ドイツがウクライナ供与のIRIS-T防空システムを4基に増やし、年内に2基供与する予定
11日に駐ウクライナのドイツ大使アンカ・フェルドゥーセン氏は、ウクライナの放送局「Радіо НВ(ラジオNV)」のインタビューで、年内にドイツ製防空システム「IRIS-T」をウクライナに2基引き渡す予定であり、年明けに更にもう2基を引き渡して合計4基の供与予定を明かしました。
独大使、対空ミサイル「アイリスティー」がウクライナに年内に2基引き渡されると説明:ウクルインフォルム
これまでドイツからウクライナへの供与が決定していた防空システムは「IRIS-T SLM」1基のみでしたので、新たに確定した数が4基に増えたことになります。ウクライナ側は10基の供与を望んでいるので更に増える可能性があります。
※ここでいう「基」とはレーダーと複数台の発射機および射撃指揮管制車両、通信車両、予備弾車両などを含めた対空戦闘可能な「高射隊」を構成する防空システム一式のこと。

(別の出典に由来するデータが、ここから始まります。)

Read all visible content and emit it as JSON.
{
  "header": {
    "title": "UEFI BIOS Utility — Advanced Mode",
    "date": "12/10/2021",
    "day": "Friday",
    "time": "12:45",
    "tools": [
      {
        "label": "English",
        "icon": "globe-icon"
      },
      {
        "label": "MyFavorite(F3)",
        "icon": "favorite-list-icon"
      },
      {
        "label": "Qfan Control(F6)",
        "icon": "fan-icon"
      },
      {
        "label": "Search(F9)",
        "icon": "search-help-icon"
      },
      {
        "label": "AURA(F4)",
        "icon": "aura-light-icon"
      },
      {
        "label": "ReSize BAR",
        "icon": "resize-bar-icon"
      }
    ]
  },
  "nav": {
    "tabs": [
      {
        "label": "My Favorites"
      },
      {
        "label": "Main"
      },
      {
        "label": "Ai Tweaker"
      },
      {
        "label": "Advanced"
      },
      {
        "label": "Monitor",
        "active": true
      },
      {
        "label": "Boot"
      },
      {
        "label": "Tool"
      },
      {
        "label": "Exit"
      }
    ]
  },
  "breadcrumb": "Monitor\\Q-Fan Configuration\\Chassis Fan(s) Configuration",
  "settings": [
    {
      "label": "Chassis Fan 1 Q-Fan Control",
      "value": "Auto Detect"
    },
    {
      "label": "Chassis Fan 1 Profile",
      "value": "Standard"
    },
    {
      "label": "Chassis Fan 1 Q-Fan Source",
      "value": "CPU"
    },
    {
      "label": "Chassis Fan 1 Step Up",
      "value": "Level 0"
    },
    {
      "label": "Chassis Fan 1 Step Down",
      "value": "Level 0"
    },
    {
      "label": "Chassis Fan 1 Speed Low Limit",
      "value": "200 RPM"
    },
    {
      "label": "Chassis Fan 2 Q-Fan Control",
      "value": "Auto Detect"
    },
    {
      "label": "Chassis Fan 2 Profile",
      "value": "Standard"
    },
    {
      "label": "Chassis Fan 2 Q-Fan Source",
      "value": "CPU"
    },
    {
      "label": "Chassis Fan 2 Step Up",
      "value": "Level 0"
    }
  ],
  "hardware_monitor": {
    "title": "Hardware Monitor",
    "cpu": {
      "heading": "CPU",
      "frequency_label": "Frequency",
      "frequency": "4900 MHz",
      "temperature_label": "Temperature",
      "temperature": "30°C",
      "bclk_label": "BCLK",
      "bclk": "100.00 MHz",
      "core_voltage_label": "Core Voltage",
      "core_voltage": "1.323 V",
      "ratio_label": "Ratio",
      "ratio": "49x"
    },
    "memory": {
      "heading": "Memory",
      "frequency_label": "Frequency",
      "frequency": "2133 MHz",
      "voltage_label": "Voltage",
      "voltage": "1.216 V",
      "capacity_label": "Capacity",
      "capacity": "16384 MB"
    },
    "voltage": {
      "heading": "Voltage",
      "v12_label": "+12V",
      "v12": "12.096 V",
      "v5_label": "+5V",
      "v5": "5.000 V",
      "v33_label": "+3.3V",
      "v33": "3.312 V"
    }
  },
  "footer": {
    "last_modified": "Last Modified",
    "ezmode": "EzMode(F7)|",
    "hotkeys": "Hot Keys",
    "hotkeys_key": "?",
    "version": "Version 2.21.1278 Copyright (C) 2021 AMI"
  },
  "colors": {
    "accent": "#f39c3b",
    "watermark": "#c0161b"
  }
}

- IRIS-T SLS 射程12km ※短距離仕様、空対空型よりやや直径を拡大
- IRIS-T SLM 射程40km ※中距離仕様、直径を大きく拡大
- IRIS-T SLX 射程80km ※長距離仕様、開発中
ドイツ製防空システム「IRIS-T SL」シリーズは短距離空対空ミサイル「IRIS-T」を元にして改良し地上発射型にしたものです。中距離仕様の「IRIS-T SLM」は今年1月に開発試験が完了したばかりの最新鋭兵器となります。今回フェルドゥーセン大使は細かい型番を言いませんでしたが、おそらく「IRIS-T SLM」のことになるでしょう。ドイツは最新鋭兵器を自軍に装備する前にウクライナに引き渡します。
西側製防空システム12基以上をウクライナ供与予定
- (独)IRIS-T SLM 4基
- (米)NASAMS 8基
- (西)ASPIDE 数は不明
どれも中距離級の地対空ミサイルです。弾道ミサイル防衛システムではありませんが最新鋭の防空システムが含まれており、ロシア軍が放ってくるイスカンデル弾道ミサイルの迎撃も限定的にですが可能でしょう。そしてカリブル巡航ミサイルやKh-101巡航ミサイルなどの迎撃に大きな力を発揮できる筈です。